JAKARTA – Para pemohon uji materi pembatalan pasal presidential threshold atau ambang batas pencalonan presiden dan wakil presiden, nampak optimistis jika gugatan ke Mahkamah Konstitusi (MK) kali ini akan dikabulkan. Demi meyakinkan para hakim konstitusi, para pemohon menyebut memiliki sembilan argumen baru yang patut didengar dan menjadi perhatian untuk diambil keputusan dalam persidangan nanti.

Pernyataan itu disampaikan Hadar Navis Gumay, mantan komisioner Komisi Pemilihan Umum RI yang menjadi salah satu pemohon uji materi pasal 222 UU nomor 7 tahun 2017 tentang Pemilu. Hadar menyatakan, uji materi diajukan sebagai pihak-pihak nonpartisan, yang tidak terkait tujuan calon presiden atau partai politik tertentu.

”Meski pasal 222 UU Pemilu sudah diajukan 10 kali (semuanya ditolak, red), kami tetap anggap hal ini sangat penting,” kata Hadar. Hadar didampingi sejumlah pemohon lain, di antaranya direktur eksekutif Perludem Titi Anggraini, akademisi Rocky Gerung, dan sejumlah aktivis lain.

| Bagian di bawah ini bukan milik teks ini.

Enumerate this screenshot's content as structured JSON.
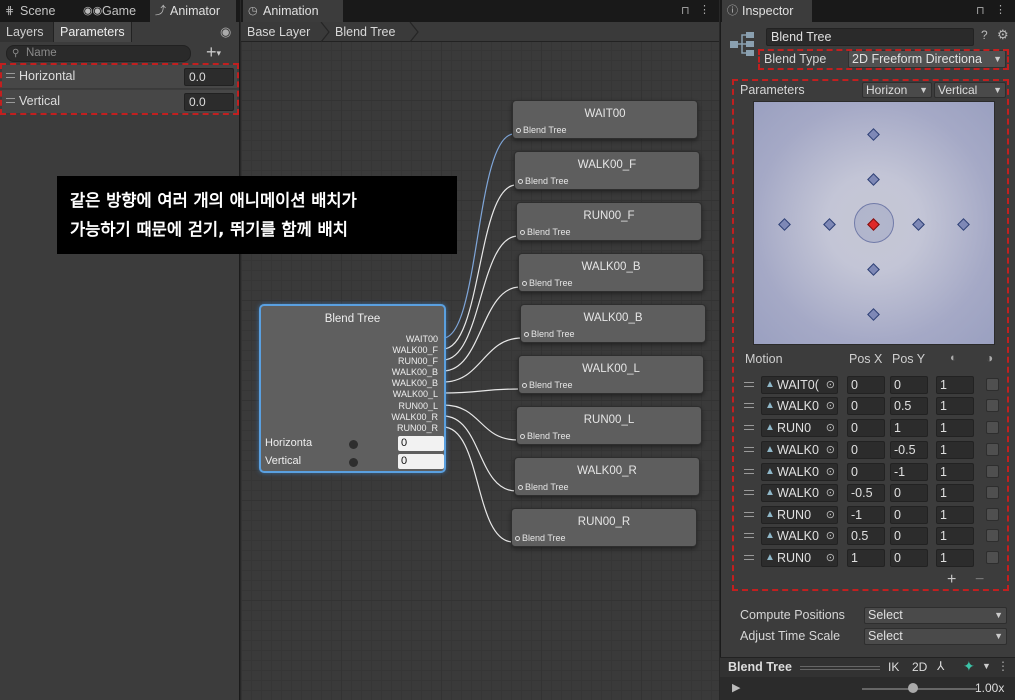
{
  "left_panel": {
    "tabs": [
      {
        "label": "Scene",
        "icon": "grid-icon"
      },
      {
        "label": "Game",
        "icon": "gamepad-icon"
      },
      {
        "label": "Animator",
        "icon": "animator-icon"
      }
    ],
    "subtabs": [
      "Layers",
      "Parameters"
    ],
    "search_placeholder": "Name",
    "parameters": [
      {
        "name": "Horizontal",
        "value": "0.0"
      },
      {
        "name": "Vertical",
        "value": "0.0"
      }
    ]
  },
  "animation_panel": {
    "tab": "Animation",
    "breadcrumb": [
      "Base Layer",
      "Blend Tree"
    ],
    "blend_node": {
      "title": "Blend Tree",
      "outputs": [
        "WAIT00",
        "WALK00_F",
        "RUN00_F",
        "WALK00_B",
        "WALK00_B",
        "WALK00_L",
        "RUN00_L",
        "WALK00_R",
        "RUN00_R"
      ],
      "params": [
        {
          "name": "Horizontal",
          "display": "Horizonta",
          "value": "0"
        },
        {
          "name": "Vertical",
          "display": "Vertical",
          "value": "0"
        }
      ]
    },
    "clip_nodes": [
      {
        "title": "WAIT00",
        "sub": "Blend Tree"
      },
      {
        "title": "WALK00_F",
        "sub": "Blend Tree"
      },
      {
        "title": "RUN00_F",
        "sub": "Blend Tree"
      },
      {
        "title": "WALK00_B",
        "sub": "Blend Tree"
      },
      {
        "title": "WALK00_B",
        "sub": "Blend Tree"
      },
      {
        "title": "WALK00_L",
        "sub": "Blend Tree"
      },
      {
        "title": "RUN00_L",
        "sub": "Blend Tree"
      },
      {
        "title": "WALK00_R",
        "sub": "Blend Tree"
      },
      {
        "title": "RUN00_R",
        "sub": "Blend Tree"
      }
    ],
    "caption": [
      "같은 방향에 여러 개의 애니메이션 배치가",
      "가능하기 때문에 걷기, 뛰기를 함께 배치"
    ]
  },
  "inspector": {
    "tab": "Inspector",
    "name": "Blend Tree",
    "blend_type_label": "Blend Type",
    "blend_type_value": "2D Freeform Directiona",
    "parameters_label": "Parameters",
    "param_x": "Horizon",
    "param_y": "Vertical",
    "motion_header": {
      "motion": "Motion",
      "pos_x": "Pos X",
      "pos_y": "Pos Y"
    },
    "motions": [
      {
        "clip": "WAIT0(",
        "x": "0",
        "y": "0",
        "speed": "1"
      },
      {
        "clip": "WALK0",
        "x": "0",
        "y": "0.5",
        "speed": "1"
      },
      {
        "clip": "RUN0",
        "x": "0",
        "y": "1",
        "speed": "1"
      },
      {
        "clip": "WALK0",
        "x": "0",
        "y": "-0.5",
        "speed": "1"
      },
      {
        "clip": "WALK0",
        "x": "0",
        "y": "-1",
        "speed": "1"
      },
      {
        "clip": "WALK0",
        "x": "-0.5",
        "y": "0",
        "speed": "1"
      },
      {
        "clip": "RUN0",
        "x": "-1",
        "y": "0",
        "speed": "1"
      },
      {
        "clip": "WALK0",
        "x": "0.5",
        "y": "0",
        "speed": "1"
      },
      {
        "clip": "RUN0",
        "x": "1",
        "y": "0",
        "speed": "1"
      }
    ],
    "compute_positions_label": "Compute Positions",
    "compute_positions_value": "Select",
    "adjust_time_scale_label": "Adjust Time Scale",
    "adjust_time_scale_value": "Select",
    "preview_title": "Blend Tree",
    "preview_buttons": [
      "IK",
      "2D"
    ],
    "playback_speed": "1.00x"
  },
  "colors": {
    "highlight_dash": "#c21f1f",
    "selection_blue": "#5aa0e0",
    "blend_point": "#7e88b6",
    "blend_point_active": "#e02828"
  }
}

Hadar menyampaikan, pasal 222 terkait ambang batas pencalonan presiden bukanlah mandat dari UUD 1945. Pasal 222 justru mengatur syarat, dimana parpol yang berhak mengajukan calon presiden maupun calon wakil presiden adalah parpol atau gabungan parpol yang memiliki 20 persen kursi DPR atau 25 persen suara nasional, hasil pemilu 2014. Padahal, yang diamanatkan oleh UUD adalah tata cara pencalonan.

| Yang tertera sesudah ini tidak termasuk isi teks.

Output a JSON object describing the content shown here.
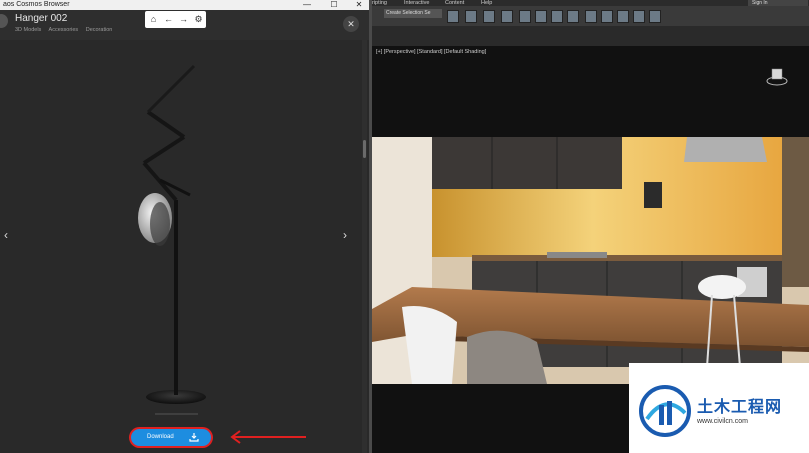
{
  "left_window": {
    "title": "aos Cosmos Browser",
    "controls": {
      "minimize": "—",
      "maximize": "☐",
      "close": "✕"
    },
    "asset_title": "Hanger 002",
    "breadcrumbs": [
      "3D Models",
      "Accessories",
      "Decoration"
    ],
    "nav_icons": [
      "home-icon",
      "back-icon",
      "forward-icon",
      "settings-icon"
    ],
    "close_label": "✕",
    "prev_arrow": "‹",
    "next_arrow": "›",
    "download_label": "Download"
  },
  "right_app": {
    "menus": [
      "ripting",
      "Interactive",
      "Content",
      "Help"
    ],
    "signin_label": "Sign In",
    "selection_dropdown": "Create Selection Se",
    "viewport_label": "[+] [Perspective] [Standard] [Default Shading]"
  },
  "watermark": {
    "brand_text": "土木工程网",
    "url": "www.civilcn.com"
  },
  "colors": {
    "accent_download": "#1d8de0",
    "highlight": "#e02020",
    "watermark_blue": "#1a5bb0"
  }
}
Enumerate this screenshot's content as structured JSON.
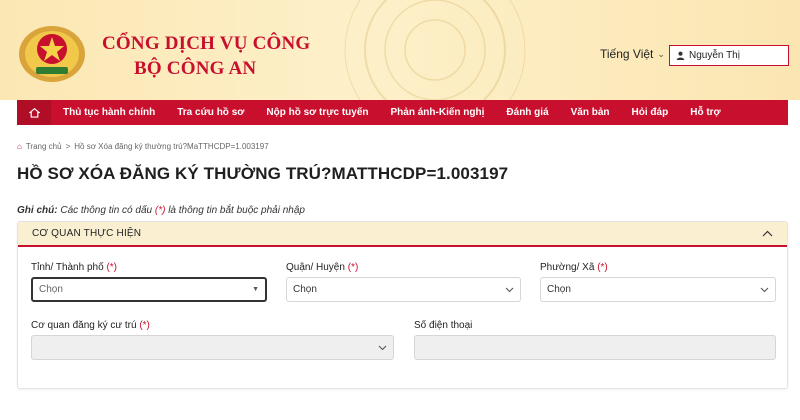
{
  "header": {
    "title_line1": "CỔNG DỊCH VỤ CÔNG",
    "title_line2": "BỘ CÔNG AN",
    "language": "Tiếng Việt",
    "user_name": "Nguyễn Thị",
    "brand_red": "#c8102e"
  },
  "nav": {
    "items": [
      "Thủ tục hành chính",
      "Tra cứu hồ sơ",
      "Nộp hồ sơ trực tuyến",
      "Phản ánh-Kiến nghị",
      "Đánh giá",
      "Văn bản",
      "Hỏi đáp",
      "Hỗ trợ"
    ]
  },
  "breadcrumb": {
    "home": "Trang chủ",
    "current": "Hồ sơ Xóa đăng ký thường trú?MaTTHCDP=1.003197"
  },
  "page": {
    "title": "HỒ SƠ XÓA ĐĂNG KÝ THƯỜNG TRÚ?MATTHCDP=1.003197",
    "note_label": "Ghi chú:",
    "note_text_1": "Các thông tin có dấu",
    "note_req": "(*)",
    "note_text_2": "là thông tin bắt buộc phải nhập"
  },
  "section": {
    "title": "CƠ QUAN THỰC HIỆN",
    "required_mark": "(*)",
    "fields": {
      "province_label": "Tỉnh/ Thành phố",
      "province_value": "Chọn",
      "district_label": "Quận/ Huyện",
      "district_value": "Chọn",
      "ward_label": "Phường/ Xã",
      "ward_value": "Chọn",
      "agency_label": "Cơ quan đăng ký cư trú",
      "agency_value": "",
      "phone_label": "Số điện thoại",
      "phone_value": ""
    }
  }
}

”Dalam konstitusi kita yang sebetulnya syarat-syaratnya sudah jelas, pasal 22 menambah syarat,” kata Hadar.
Dalam argumen kedua, pasal 222 juga membatasi parpol mana saja yang berhak atau boleh mengajukan capres maupun cawapres. Parpol yang tidak memiliki kursi atau parpol baru praktis tidak bisa mengajukan capres dan cawapres. Padahal, konstitusi hanya mengatur yang berhak mencalonkan adalah parpol peserta pemilu. ”Jelas ini bertentangan dengan konstitusi kita,” ujarnya.

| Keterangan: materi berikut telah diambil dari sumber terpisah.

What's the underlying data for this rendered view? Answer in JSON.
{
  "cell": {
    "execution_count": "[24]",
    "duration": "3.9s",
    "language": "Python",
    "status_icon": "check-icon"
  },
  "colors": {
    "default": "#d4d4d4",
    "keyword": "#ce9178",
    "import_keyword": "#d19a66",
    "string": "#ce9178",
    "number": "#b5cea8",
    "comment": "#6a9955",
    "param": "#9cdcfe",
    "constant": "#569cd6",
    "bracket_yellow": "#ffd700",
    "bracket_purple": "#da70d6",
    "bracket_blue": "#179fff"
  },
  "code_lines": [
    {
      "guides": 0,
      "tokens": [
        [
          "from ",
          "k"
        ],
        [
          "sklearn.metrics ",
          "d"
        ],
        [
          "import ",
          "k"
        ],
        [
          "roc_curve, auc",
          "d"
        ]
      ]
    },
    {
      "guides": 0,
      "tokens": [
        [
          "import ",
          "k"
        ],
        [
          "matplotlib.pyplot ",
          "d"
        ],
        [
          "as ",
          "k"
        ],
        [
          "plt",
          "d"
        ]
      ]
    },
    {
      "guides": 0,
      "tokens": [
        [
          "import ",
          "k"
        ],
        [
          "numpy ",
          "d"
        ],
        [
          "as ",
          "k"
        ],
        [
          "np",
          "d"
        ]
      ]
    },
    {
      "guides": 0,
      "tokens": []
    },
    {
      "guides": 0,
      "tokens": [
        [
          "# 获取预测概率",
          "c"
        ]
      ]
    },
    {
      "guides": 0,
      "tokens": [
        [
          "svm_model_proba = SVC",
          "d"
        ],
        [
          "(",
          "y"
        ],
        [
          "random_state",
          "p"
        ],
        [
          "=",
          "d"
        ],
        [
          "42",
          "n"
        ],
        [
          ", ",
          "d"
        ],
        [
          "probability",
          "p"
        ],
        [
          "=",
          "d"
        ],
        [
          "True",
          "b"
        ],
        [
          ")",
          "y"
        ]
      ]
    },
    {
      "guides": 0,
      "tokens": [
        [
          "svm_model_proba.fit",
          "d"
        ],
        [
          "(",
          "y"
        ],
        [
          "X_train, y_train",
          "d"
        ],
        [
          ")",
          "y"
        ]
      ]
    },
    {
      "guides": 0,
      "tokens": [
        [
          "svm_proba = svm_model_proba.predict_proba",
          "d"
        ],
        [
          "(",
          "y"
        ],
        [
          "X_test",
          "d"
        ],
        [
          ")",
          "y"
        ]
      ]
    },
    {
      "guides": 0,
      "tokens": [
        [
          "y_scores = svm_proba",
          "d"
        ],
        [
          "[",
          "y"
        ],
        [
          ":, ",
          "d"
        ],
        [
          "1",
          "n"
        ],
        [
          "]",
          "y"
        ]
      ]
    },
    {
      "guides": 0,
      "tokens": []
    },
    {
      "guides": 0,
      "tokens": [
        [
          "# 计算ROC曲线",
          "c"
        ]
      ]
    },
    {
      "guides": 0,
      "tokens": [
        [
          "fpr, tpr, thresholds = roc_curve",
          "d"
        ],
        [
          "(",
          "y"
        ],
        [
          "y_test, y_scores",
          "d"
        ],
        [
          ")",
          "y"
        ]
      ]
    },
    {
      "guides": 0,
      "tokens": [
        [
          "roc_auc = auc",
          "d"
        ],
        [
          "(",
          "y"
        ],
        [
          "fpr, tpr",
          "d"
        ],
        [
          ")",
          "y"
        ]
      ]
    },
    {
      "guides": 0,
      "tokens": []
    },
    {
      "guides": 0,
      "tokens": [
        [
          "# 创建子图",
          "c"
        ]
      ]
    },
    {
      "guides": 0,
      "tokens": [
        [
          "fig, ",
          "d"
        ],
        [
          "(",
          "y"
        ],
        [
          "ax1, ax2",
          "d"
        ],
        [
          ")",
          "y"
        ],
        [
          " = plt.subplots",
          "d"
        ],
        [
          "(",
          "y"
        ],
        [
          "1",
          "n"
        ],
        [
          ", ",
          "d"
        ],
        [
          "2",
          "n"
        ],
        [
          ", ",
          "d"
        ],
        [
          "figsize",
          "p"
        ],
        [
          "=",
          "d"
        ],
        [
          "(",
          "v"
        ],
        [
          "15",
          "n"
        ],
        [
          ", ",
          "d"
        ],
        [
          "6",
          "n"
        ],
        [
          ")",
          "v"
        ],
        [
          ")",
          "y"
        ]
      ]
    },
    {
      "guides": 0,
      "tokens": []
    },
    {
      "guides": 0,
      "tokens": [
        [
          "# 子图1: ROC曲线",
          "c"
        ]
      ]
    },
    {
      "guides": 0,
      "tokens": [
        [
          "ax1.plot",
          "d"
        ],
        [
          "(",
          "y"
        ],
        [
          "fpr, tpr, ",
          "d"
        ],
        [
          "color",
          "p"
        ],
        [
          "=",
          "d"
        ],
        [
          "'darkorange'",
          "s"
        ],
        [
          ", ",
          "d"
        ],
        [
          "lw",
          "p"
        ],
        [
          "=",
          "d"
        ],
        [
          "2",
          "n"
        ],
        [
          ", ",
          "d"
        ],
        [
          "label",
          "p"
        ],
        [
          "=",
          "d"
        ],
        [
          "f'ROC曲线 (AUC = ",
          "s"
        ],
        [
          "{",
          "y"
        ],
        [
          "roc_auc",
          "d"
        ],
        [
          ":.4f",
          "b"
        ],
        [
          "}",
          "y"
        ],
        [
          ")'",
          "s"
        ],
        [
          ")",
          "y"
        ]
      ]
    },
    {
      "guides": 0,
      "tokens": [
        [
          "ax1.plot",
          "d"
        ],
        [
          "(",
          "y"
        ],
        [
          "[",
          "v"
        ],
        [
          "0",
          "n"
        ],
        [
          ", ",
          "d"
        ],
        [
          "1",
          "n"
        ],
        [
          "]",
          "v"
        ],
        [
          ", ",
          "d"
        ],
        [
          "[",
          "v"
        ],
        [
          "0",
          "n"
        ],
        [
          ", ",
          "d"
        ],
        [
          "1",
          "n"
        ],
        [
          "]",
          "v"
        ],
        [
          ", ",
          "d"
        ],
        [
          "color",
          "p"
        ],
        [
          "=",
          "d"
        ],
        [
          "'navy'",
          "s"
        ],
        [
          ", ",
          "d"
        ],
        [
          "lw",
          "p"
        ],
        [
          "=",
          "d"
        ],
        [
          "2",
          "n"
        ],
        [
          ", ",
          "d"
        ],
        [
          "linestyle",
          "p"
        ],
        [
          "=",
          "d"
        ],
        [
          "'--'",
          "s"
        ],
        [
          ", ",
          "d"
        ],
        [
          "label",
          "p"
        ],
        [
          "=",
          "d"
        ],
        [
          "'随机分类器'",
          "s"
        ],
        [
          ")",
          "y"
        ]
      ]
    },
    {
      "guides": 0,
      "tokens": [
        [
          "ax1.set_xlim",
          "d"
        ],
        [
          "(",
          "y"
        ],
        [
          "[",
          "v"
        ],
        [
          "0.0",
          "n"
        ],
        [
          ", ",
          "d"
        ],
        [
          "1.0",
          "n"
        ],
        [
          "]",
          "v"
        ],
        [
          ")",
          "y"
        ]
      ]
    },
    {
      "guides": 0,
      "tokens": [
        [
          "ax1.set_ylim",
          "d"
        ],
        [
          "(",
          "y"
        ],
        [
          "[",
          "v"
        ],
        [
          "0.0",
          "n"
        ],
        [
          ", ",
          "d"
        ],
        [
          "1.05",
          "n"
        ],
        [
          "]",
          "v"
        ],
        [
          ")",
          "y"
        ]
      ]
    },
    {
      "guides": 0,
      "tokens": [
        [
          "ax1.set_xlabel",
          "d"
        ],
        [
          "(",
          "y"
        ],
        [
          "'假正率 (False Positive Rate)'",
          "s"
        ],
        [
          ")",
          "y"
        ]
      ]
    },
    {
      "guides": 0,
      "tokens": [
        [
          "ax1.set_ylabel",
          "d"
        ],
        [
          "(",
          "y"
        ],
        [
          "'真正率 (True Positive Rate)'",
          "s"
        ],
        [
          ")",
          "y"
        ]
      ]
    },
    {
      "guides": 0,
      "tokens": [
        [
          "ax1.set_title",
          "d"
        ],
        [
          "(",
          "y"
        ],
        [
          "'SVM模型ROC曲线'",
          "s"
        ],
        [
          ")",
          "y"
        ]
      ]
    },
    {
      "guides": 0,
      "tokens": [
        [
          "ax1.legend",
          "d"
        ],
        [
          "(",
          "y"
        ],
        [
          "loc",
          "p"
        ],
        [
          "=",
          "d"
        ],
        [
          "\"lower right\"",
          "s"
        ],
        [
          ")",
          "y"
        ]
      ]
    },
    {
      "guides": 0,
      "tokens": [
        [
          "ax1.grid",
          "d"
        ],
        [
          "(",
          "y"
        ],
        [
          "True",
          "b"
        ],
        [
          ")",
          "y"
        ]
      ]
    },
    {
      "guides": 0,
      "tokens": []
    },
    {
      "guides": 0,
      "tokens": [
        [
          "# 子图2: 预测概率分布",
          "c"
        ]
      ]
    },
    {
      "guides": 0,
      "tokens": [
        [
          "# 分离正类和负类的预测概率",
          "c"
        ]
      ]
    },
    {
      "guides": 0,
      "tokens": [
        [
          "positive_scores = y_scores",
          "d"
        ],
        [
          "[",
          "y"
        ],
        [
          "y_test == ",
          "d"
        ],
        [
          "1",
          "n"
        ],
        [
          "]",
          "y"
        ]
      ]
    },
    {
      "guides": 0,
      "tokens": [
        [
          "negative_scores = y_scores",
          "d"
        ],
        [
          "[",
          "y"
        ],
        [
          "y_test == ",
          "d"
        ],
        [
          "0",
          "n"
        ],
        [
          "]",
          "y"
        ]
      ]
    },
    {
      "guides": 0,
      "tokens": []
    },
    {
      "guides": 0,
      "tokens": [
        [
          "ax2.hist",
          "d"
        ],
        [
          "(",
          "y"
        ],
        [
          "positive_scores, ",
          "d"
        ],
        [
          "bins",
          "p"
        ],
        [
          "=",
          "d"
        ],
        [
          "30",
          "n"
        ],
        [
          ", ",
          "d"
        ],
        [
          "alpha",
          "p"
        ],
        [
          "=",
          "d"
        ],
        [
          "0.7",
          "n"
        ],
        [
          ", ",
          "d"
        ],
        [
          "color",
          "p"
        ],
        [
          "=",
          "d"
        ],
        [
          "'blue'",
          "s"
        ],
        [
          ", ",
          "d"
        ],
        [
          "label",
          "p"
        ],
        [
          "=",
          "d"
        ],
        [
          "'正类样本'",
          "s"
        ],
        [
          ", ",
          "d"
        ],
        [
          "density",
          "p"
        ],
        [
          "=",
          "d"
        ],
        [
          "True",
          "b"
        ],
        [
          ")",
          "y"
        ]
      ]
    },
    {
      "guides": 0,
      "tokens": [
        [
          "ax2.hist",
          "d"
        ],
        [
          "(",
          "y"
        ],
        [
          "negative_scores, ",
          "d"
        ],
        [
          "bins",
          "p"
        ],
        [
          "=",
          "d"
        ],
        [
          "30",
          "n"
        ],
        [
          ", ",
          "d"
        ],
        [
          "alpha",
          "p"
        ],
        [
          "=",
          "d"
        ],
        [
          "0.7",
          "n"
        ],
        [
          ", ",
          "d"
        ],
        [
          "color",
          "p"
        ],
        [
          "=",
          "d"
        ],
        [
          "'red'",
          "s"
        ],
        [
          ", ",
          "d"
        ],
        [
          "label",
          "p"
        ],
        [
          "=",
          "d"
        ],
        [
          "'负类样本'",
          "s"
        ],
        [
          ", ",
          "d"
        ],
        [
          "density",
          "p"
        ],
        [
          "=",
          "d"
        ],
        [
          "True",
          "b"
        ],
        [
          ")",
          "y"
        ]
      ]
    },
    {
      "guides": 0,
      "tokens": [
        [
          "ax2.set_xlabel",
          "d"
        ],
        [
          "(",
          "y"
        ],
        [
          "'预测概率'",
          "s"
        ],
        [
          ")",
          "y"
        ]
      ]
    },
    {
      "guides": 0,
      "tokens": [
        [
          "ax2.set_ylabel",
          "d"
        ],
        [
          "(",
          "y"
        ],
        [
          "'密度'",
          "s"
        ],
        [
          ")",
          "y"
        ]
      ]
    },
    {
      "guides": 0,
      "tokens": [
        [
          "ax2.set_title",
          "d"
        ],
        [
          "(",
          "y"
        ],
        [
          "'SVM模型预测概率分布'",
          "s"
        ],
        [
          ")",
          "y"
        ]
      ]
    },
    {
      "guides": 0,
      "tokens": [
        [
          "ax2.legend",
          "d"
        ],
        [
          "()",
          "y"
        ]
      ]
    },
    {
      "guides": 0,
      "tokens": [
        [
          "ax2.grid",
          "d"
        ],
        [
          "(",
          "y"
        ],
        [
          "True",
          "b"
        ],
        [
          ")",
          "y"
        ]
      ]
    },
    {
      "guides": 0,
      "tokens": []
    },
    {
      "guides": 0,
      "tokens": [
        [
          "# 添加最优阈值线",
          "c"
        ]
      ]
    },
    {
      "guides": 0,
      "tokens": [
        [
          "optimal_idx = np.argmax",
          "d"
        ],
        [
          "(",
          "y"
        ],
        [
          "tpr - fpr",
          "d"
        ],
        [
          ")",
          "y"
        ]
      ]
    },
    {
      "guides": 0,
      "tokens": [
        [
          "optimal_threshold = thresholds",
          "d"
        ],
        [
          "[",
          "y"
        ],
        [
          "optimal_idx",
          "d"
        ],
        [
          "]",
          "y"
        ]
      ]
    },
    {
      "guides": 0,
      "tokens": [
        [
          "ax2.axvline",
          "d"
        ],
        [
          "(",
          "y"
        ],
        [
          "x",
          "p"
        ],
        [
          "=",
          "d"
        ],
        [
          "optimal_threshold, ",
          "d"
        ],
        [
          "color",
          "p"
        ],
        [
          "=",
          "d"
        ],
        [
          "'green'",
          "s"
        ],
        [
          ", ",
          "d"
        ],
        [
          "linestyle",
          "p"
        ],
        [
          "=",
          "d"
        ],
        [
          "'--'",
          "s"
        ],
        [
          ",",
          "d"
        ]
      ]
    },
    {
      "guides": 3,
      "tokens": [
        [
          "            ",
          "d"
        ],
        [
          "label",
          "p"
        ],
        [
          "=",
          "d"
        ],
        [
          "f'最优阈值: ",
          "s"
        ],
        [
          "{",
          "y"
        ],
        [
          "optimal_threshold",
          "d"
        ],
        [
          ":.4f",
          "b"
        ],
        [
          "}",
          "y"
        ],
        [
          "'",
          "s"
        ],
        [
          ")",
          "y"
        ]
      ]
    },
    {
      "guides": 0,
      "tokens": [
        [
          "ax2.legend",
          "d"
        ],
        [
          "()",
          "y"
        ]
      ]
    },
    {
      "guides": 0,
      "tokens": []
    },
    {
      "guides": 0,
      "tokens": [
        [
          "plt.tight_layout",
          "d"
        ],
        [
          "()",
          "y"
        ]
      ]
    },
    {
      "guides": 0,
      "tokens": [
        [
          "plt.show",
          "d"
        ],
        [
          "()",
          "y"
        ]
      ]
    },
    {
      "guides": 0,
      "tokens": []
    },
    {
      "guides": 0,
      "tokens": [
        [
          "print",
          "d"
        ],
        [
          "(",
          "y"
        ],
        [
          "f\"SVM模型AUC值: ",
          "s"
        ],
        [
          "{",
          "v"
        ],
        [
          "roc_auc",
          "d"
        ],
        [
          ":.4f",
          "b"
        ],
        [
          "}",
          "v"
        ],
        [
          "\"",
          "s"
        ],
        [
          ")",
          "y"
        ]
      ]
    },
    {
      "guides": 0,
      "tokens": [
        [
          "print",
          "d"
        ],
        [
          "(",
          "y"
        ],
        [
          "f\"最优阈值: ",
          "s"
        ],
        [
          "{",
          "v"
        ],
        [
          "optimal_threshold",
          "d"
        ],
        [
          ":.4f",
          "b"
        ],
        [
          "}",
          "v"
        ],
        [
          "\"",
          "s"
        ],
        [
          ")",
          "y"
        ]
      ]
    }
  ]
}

Argumen ketiga adalah alasan yang selama ini disebut dalam putusan MK, bahwa pemerintah dan DPR diberi ruang untuk mengatur lebih lanjut, atau diistilahkan open legal polecy. Namun, kata Hadar, apa yang diatur konstitusi sudah sangat jelas dan tidak ada perintah mengatur lebih jauh. ”Maka ini sebenarnya adalah close legal polecy, ini hal yang tidak perlu diatur dalam UU,” kata sosok yang pernah aktif di Center Electoral Reform (Cetro) itu.